# Advice needed on new office



## EMS Powerstar (Mar 16, 2012)

Hi all 

As a newly registered member I would like to say a quick hello by means of introducing myself. Our company manufacture the Powerstar voltage optimisation system (a unit that lowers the incoming voltage to a building to more accordingly match the electrical start up of appliances) that has had measurable success in Australia, and across the globe.


We are soon to be setting up an office in Melbourne, Australia and we are looking for advice on how to establish business partners within Melbourne and surrounding districts. Given the nature of our business, we are ideally looking for energy consultants who are familiar with the Australian energy network. If anyone could offer any advice on sourcing potential business partners within Australia it would be most appreciated.

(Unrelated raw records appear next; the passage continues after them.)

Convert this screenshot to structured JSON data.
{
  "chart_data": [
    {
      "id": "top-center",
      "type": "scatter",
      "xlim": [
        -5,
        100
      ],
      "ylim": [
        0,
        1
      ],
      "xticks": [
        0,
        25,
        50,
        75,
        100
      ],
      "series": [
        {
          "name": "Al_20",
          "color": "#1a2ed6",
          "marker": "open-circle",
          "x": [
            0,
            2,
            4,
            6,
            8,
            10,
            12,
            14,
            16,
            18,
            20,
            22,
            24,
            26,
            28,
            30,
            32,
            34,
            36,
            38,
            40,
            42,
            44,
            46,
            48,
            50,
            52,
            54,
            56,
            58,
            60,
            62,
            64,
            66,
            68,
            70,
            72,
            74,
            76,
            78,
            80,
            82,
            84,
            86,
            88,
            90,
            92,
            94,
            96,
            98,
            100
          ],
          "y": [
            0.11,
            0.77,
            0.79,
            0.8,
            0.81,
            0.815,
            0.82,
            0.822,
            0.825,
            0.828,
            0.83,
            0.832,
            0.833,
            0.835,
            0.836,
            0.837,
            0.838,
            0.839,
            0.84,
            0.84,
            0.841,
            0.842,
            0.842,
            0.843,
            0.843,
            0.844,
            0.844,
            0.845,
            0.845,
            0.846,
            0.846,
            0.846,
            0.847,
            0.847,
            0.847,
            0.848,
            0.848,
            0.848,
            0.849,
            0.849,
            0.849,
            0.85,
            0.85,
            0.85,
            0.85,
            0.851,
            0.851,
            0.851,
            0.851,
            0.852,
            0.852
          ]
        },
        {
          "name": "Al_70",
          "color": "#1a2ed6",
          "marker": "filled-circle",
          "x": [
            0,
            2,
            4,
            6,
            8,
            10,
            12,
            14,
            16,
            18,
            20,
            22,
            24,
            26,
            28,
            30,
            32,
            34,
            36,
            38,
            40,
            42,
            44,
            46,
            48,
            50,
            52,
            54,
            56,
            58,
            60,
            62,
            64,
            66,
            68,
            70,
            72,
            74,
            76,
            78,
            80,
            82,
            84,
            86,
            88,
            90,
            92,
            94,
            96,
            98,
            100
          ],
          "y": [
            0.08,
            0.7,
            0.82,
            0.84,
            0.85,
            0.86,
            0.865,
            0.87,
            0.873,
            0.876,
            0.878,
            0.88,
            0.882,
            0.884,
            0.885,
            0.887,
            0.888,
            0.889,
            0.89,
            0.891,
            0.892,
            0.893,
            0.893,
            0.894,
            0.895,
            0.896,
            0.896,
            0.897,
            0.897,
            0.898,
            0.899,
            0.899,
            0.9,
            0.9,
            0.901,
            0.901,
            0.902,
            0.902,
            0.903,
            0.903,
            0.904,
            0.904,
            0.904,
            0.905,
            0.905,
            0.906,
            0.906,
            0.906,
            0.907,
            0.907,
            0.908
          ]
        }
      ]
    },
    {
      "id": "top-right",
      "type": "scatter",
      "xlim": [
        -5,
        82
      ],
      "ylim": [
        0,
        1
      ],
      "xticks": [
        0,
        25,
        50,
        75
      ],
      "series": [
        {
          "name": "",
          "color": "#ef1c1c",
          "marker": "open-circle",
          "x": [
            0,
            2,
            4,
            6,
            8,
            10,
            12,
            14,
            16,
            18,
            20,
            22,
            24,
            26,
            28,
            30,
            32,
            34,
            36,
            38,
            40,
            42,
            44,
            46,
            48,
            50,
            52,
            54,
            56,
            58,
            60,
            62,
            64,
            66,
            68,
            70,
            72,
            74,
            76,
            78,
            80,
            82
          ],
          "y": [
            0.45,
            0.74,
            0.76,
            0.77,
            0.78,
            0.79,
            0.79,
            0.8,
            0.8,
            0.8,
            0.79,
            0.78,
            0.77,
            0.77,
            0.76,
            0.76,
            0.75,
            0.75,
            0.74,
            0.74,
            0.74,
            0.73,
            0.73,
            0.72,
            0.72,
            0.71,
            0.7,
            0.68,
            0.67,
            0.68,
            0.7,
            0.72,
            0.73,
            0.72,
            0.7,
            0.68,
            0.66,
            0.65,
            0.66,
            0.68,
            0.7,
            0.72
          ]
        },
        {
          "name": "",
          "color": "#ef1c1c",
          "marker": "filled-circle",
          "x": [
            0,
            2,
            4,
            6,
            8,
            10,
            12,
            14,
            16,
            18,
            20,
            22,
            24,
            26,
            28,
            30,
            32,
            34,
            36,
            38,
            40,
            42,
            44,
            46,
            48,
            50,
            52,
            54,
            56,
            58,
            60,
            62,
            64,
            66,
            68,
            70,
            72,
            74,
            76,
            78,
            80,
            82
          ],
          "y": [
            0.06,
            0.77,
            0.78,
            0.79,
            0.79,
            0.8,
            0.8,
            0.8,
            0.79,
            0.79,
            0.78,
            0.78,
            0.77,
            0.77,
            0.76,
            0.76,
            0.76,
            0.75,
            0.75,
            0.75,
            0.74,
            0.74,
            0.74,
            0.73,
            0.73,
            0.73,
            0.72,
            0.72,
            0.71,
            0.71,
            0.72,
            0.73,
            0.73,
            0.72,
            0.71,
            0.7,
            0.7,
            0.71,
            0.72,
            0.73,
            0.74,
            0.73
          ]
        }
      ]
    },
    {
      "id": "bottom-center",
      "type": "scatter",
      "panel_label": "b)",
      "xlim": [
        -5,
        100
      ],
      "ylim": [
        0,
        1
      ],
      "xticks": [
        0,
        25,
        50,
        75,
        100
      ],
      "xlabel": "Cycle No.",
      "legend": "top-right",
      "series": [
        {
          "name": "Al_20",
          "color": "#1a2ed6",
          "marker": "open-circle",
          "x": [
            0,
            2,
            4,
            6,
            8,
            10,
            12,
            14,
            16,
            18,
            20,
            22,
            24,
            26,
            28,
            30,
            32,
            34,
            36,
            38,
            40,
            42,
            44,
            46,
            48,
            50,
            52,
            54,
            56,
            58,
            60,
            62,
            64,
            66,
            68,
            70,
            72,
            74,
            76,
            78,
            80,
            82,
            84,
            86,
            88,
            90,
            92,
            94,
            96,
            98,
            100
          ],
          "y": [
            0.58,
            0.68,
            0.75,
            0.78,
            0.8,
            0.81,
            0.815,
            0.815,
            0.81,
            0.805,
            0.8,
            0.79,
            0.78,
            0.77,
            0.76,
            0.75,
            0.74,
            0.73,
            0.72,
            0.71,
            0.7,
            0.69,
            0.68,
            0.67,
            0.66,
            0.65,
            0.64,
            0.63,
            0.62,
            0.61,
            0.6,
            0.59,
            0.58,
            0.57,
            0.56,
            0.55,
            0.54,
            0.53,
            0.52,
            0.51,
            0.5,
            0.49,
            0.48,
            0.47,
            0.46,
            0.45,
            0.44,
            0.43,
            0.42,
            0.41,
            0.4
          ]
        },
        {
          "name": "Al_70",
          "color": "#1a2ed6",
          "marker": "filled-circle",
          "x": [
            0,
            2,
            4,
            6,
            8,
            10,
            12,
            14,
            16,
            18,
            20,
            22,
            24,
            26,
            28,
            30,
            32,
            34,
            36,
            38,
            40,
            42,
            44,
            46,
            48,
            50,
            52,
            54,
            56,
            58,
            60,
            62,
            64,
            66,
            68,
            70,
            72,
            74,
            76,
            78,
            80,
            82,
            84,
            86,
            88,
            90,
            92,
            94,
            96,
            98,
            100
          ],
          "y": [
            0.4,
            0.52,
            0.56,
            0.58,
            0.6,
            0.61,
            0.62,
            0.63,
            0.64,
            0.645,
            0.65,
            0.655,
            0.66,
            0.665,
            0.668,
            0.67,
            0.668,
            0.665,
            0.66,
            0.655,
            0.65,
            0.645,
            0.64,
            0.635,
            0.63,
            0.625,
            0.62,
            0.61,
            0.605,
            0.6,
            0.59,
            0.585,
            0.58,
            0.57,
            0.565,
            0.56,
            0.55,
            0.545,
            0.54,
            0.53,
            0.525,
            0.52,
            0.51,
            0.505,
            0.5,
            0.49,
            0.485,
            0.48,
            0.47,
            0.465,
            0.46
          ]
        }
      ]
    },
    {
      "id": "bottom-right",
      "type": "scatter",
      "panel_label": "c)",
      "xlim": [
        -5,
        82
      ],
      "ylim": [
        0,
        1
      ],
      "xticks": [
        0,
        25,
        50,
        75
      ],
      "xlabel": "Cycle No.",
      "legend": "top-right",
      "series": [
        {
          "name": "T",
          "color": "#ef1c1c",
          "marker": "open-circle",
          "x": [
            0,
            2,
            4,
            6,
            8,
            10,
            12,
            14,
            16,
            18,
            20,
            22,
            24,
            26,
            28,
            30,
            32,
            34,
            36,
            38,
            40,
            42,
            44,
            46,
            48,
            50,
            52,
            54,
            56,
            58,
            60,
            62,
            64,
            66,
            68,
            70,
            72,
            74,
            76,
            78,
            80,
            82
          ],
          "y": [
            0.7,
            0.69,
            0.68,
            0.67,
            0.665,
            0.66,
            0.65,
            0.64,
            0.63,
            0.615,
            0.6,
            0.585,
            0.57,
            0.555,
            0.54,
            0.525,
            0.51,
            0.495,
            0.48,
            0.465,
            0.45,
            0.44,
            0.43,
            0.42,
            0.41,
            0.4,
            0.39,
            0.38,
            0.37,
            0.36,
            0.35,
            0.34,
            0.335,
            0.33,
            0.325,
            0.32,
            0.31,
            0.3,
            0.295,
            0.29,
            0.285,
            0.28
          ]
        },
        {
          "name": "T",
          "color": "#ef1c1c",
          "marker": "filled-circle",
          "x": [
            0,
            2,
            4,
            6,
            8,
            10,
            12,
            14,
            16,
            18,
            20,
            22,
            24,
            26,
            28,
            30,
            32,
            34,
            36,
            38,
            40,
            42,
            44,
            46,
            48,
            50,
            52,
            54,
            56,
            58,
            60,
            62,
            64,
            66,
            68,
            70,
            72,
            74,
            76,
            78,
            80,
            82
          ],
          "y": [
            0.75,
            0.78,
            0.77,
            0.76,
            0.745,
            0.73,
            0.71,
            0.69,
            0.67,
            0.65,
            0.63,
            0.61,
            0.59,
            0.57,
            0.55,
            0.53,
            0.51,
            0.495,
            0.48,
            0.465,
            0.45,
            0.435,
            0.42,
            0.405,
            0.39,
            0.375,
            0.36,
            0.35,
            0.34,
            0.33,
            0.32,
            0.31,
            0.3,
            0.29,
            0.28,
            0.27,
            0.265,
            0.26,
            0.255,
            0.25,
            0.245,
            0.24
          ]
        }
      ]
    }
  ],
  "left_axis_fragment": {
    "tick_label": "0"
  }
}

Replies and direct messages are gratefully welcomed.


Thanks guys


----------



## chifin (Sep 30, 2011)

If you're still setting up office or here already... Perhaps try "Jim's Electrical" or other such large franchise business as a distribution method. As they do residential house electrical work, they may take on board your product as a means of selling to their customer base. "Jim's" is an Australia winning franchise, now in every business sector you can imagine (eg. Mowing, fencing, etc).


----------



## EMS Powerstar (Mar 16, 2012)

Hi Chifin

Many thanks for your reply, we have now set up a fully registered office in Australia but we are still sourcing business partners so thank you for your suggestion. Although Jim's Electrical seems to focus on residential properties, hopefully they might be able to point us in the right direction.


----------



## tlpcorp (Sep 7, 2012)

You can use the social media on that very purpose. Any good social networking site can be of your immense help.


----------